I had done a lot of research about Aliens for my First Year engineering project. I had this dying urge to do something different and luckily I found another 7 guys who were equally (or more) goofy that I was.
After all the groups had finished making presentations of the future potential of hydraulic pumps and innovative breakthroughs in the field of micro-electronics, our group stepped up, dimmed the lights and let them have it. We covered everything from Area 51, to abductions to crop circles. People were actually so shocked that they did not know whether to get angry that we were doing the most blasphemous thing by presenting a thesis on Aliens at an Engineering college or … just gape.
Most of the people in the room took the other option. Since we had dimmed the lights, we had also given an ample chance for some of our classmates to catch up on some sleep. But think anyone slept? No, siree! The best part was, at the end of the entire presentation, we had the gall to announce a Q&A session. No one asked much. You don’t ask questions to a National Geographic documentary – you take it in, make the appropriate sounds and change the channel.
That was then. Today I saw a movie ‘I am Legend‘. This has nothing to do with Aliens, but somehow I was reminded of my old friends. So I checked on the only hard fact that cannot be denied by any man, machine or rat. Crop Circles.
If you don’t remember what Crop Circles are, flash back to the M. Night Shayamalam movie – ‘The Signs‘. Before, Mel Gibson started yelling “Swing Away”, something was giving a lot of fields on Earth a supernatural tattoo.
Scientifically, crop circles boggle the mind. Human mischief is always a suspect. But to imagine that someone would run riot on their on crops just to get their names in the news is far fetched. Okay, maybe not so much, but in so many places? Or maybe it was someone doing it to other people’s crops. Which is even more far-fetched as someone would have noticed something.

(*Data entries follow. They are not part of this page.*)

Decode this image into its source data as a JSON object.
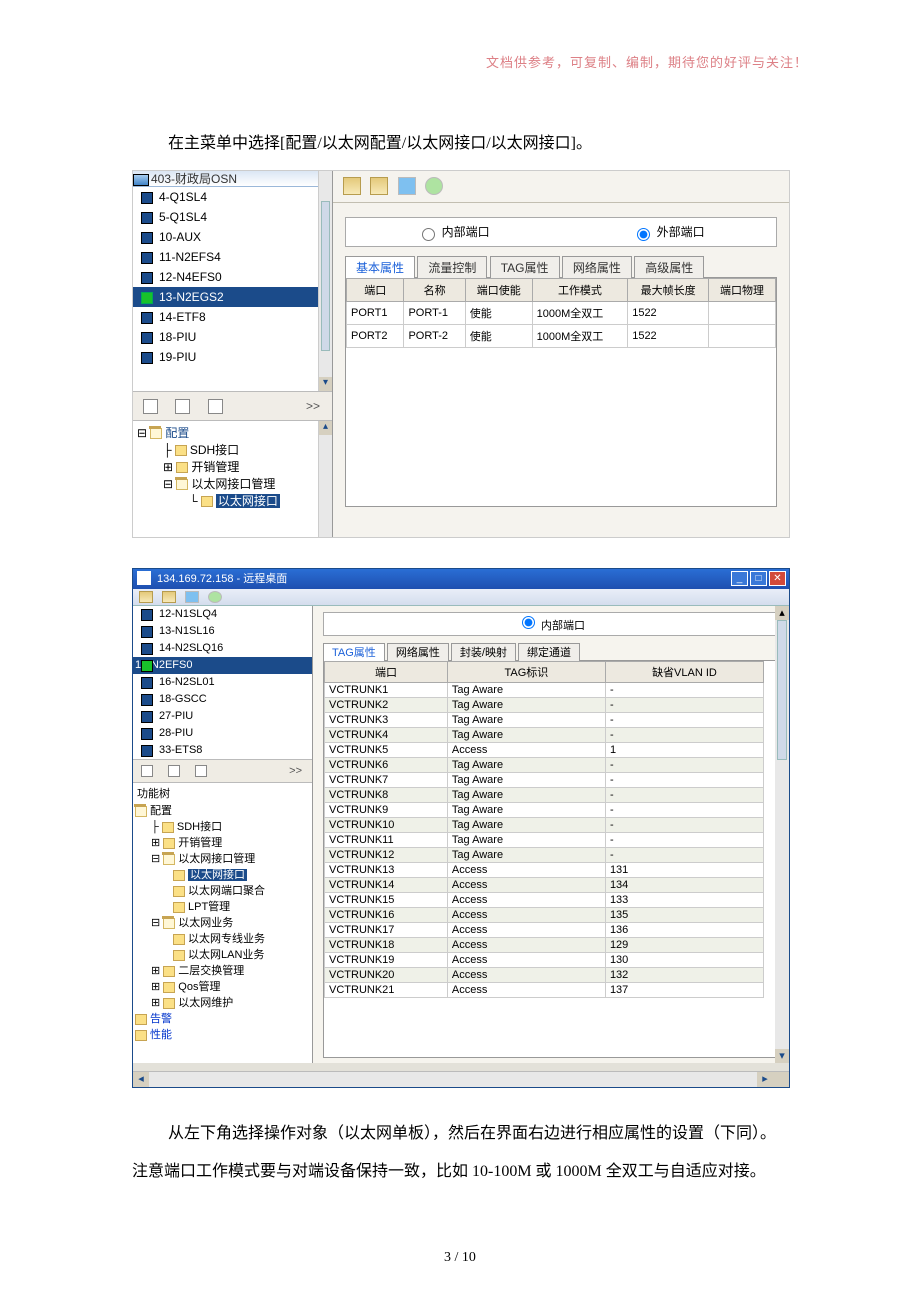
{
  "doc": {
    "header_note": "文档供参考，可复制、编制，期待您的好评与关注！",
    "para1": "在主菜单中选择[配置/以太网配置/以太网接口/以太网接口]。",
    "para2": "从左下角选择操作对象（以太网单板），然后在界面右边进行相应属性的设置（下同）。",
    "para3": "注意端口工作模式要与对端设备保持一致，比如 10-100M 或 1000M 全双工与自适应对接。",
    "footer": "3  /  10"
  },
  "shot1": {
    "left_title": "403-财政局OSN",
    "slots": [
      "4-Q1SL4",
      "5-Q1SL4",
      "10-AUX",
      "11-N2EFS4",
      "12-N4EFS0",
      "13-N2EGS2",
      "14-ETF8",
      "18-PIU",
      "19-PIU"
    ],
    "selected_slot": "13-N2EGS2",
    "tool_expand": ">>",
    "tree": {
      "root": "配置",
      "n_sdh": "SDH接口",
      "n_open": "开销管理",
      "n_ethmgr": "以太网接口管理",
      "n_ethif": "以太网接口"
    },
    "toolbar_icons": [
      "db-icon",
      "layout-icon",
      "print-icon",
      "help-icon"
    ],
    "radio": {
      "inner": "内部端口",
      "outer": "外部端口"
    },
    "tabs": [
      "基本属性",
      "流量控制",
      "TAG属性",
      "网络属性",
      "高级属性"
    ],
    "table": {
      "headers": [
        "端口",
        "名称",
        "端口使能",
        "工作模式",
        "最大帧长度",
        "端口物理"
      ],
      "rows": [
        [
          "PORT1",
          "PORT-1",
          "使能",
          "1000M全双工",
          "1522",
          ""
        ],
        [
          "PORT2",
          "PORT-2",
          "使能",
          "1000M全双工",
          "1522",
          ""
        ]
      ]
    }
  },
  "shot2": {
    "title": "134.169.72.158 - 远程桌面",
    "slots": [
      {
        "t": "12-N1SLQ4",
        "g": false
      },
      {
        "t": "13-N1SL16",
        "g": false
      },
      {
        "t": "14-N2SLQ16",
        "g": false
      },
      {
        "t": "15-N2EFS0",
        "g": true,
        "sel": true
      },
      {
        "t": "16-N2SL01",
        "g": false
      },
      {
        "t": "18-GSCC",
        "g": false
      },
      {
        "t": "27-PIU",
        "g": false
      },
      {
        "t": "28-PIU",
        "g": false
      },
      {
        "t": "33-ETS8",
        "g": false
      }
    ],
    "tool_expand": ">>",
    "tree_label": "功能树",
    "tree": {
      "root": "配置",
      "sdh": "SDH接口",
      "open": "开销管理",
      "ethmgr": "以太网接口管理",
      "ethif": "以太网接口",
      "ethagg": "以太网端口聚合",
      "lpt": "LPT管理",
      "ethbiz": "以太网业务",
      "ethline": "以太网专线业务",
      "ethlan": "以太网LAN业务",
      "l2": "二层交换管理",
      "qos": "Qos管理",
      "ethmaint": "以太网维护",
      "alarm": "告警",
      "perf": "性能"
    },
    "radio": {
      "inner": "内部端口"
    },
    "tabs": [
      "TAG属性",
      "网络属性",
      "封装/映射",
      "绑定通道"
    ],
    "table": {
      "headers": [
        "端口",
        "TAG标识",
        "缺省VLAN ID"
      ],
      "rows": [
        [
          "VCTRUNK1",
          "Tag Aware",
          "-"
        ],
        [
          "VCTRUNK2",
          "Tag Aware",
          "-"
        ],
        [
          "VCTRUNK3",
          "Tag Aware",
          "-"
        ],
        [
          "VCTRUNK4",
          "Tag Aware",
          "-"
        ],
        [
          "VCTRUNK5",
          "Access",
          "1"
        ],
        [
          "VCTRUNK6",
          "Tag Aware",
          "-"
        ],
        [
          "VCTRUNK7",
          "Tag Aware",
          "-"
        ],
        [
          "VCTRUNK8",
          "Tag Aware",
          "-"
        ],
        [
          "VCTRUNK9",
          "Tag Aware",
          "-"
        ],
        [
          "VCTRUNK10",
          "Tag Aware",
          "-"
        ],
        [
          "VCTRUNK11",
          "Tag Aware",
          "-"
        ],
        [
          "VCTRUNK12",
          "Tag Aware",
          "-"
        ],
        [
          "VCTRUNK13",
          "Access",
          "131"
        ],
        [
          "VCTRUNK14",
          "Access",
          "134"
        ],
        [
          "VCTRUNK15",
          "Access",
          "133"
        ],
        [
          "VCTRUNK16",
          "Access",
          "135"
        ],
        [
          "VCTRUNK17",
          "Access",
          "136"
        ],
        [
          "VCTRUNK18",
          "Access",
          "129"
        ],
        [
          "VCTRUNK19",
          "Access",
          "130"
        ],
        [
          "VCTRUNK20",
          "Access",
          "132"
        ],
        [
          "VCTRUNK21",
          "Access",
          "137"
        ]
      ]
    }
  }
}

One theory, which has not been debated is the possibility that the plants or maybe insects below the plants maybe dying out in some way. Plants have been been known to exhibit precise geometric measurements internally. Maybe these plants died in some way that affected a nearby plant based on a formula. A formula to me is humanity’s way of fitting the creator’s thought into our less-empowered head. What may be logical and natural for a plant or a dung-weaver beetle may not at seem logical to us, till we see a formula for it.
In the Wiki site for crop circles, they claim that 80% of England’s Crop circles are a hoax. However, they also do say that a team from MIT in a documentary channel for Discovery could not recreate crop circle patterns in just one night.

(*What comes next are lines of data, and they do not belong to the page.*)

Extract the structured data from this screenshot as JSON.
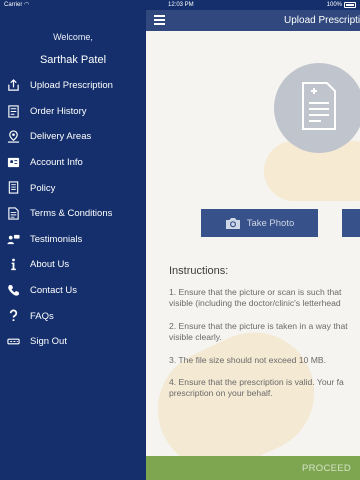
{
  "status_bar": {
    "carrier": "Carrier",
    "time": "12:03 PM",
    "battery": "100%"
  },
  "sidebar": {
    "welcome": "Welcome,",
    "user_name": "Sarthak Patel",
    "items": [
      {
        "label": "Upload Prescription",
        "icon": "upload-icon"
      },
      {
        "label": "Order History",
        "icon": "order-history-icon"
      },
      {
        "label": "Delivery Areas",
        "icon": "location-icon"
      },
      {
        "label": "Account Info",
        "icon": "account-icon"
      },
      {
        "label": "Policy",
        "icon": "policy-icon"
      },
      {
        "label": "Terms & Conditions",
        "icon": "terms-icon"
      },
      {
        "label": "Testimonials",
        "icon": "testimonials-icon"
      },
      {
        "label": "About Us",
        "icon": "info-icon"
      },
      {
        "label": "Contact Us",
        "icon": "phone-icon"
      },
      {
        "label": "FAQs",
        "icon": "question-icon"
      },
      {
        "label": "Sign Out",
        "icon": "sign-out-icon"
      }
    ]
  },
  "header": {
    "title": "Upload Prescription"
  },
  "main": {
    "take_photo": "Take Photo",
    "instructions_title": "Instructions:",
    "instructions": [
      "1. Ensure that the picture or scan is such that",
      "visible (including the doctor/clinic's letterhead",
      "2. Ensure that the picture is taken in a way that",
      "visible clearly.",
      "3. The file size should not exceed 10 MB.",
      "4. Ensure that the prescription is valid. Your fa",
      "prescription on your behalf."
    ],
    "proceed": "PROCEED"
  },
  "colors": {
    "primary": "#142f6b",
    "button": "#1c3a7a",
    "proceed": "#6d9a3a",
    "background": "#f4f3ee"
  }
}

And lastly, take a look at a crop circle that Google Maps picked up. The link is a natural link, so there’s no denying at least that this was a valid snapshot from a satellite. It’s in Darfield, England.
To me it looks like a mystery that will exist. Of course, the moment of truth will come when we meet some Aliens and the President of the United States, Barack Clinton Jr. (you think only Clinton Sr. can have all the fun?) meets the Alien Chief.
BCJ: So we meet at last
AC: tmybr ! aeoao ! ktuto eorhm
Since the president could not understand a simple alien talk, the rest of this conversation will be in English.
AC: Take me to your bathroom!!
BCJ: Not so fast buddy! Hold it in for a while. I don’t care you who are or where you’re from, but I think I should let you know, that you’re going down in a Blaze of Glory!
AC: Do you have any idea of how many excreting pores I have, you piece of s***. Oh I shouldn’t have said that! <Loud explosive noise from behind the monster>
BCJ: Oh sweet J.. What the heck was that smells like a cat just died in here. My nose, I can’t feel my nose!
AC: Sorry about that. I kinda lost control. Now, I must ask you, where is Captain Kirk. Our people have been waiting to battle him for ages.
BCJ: Oh you mean the Starship? Oil prices went too high, so we scrapped the project.
AC: Aaargh! I will wreak havoc on your planet. Commander, assemble the troops.
BCJ: Waitaminit! Haven’t you done enough already? I mean you’ve placed a suction pod in the Bermuda Triangle, you’re Himalayan agent is too conspicous and you’re been practicing drawing in our corn fields.
AC: Well, you’re right about teh first two, but the crop circle thing, it wasn’t me! I swear man! I wouldn’t do something like that. I would just kinda you know, blow the whole place up or something.
Well the day I hear Alien Chief say that, I’ll believe that the aliens didn’t do it.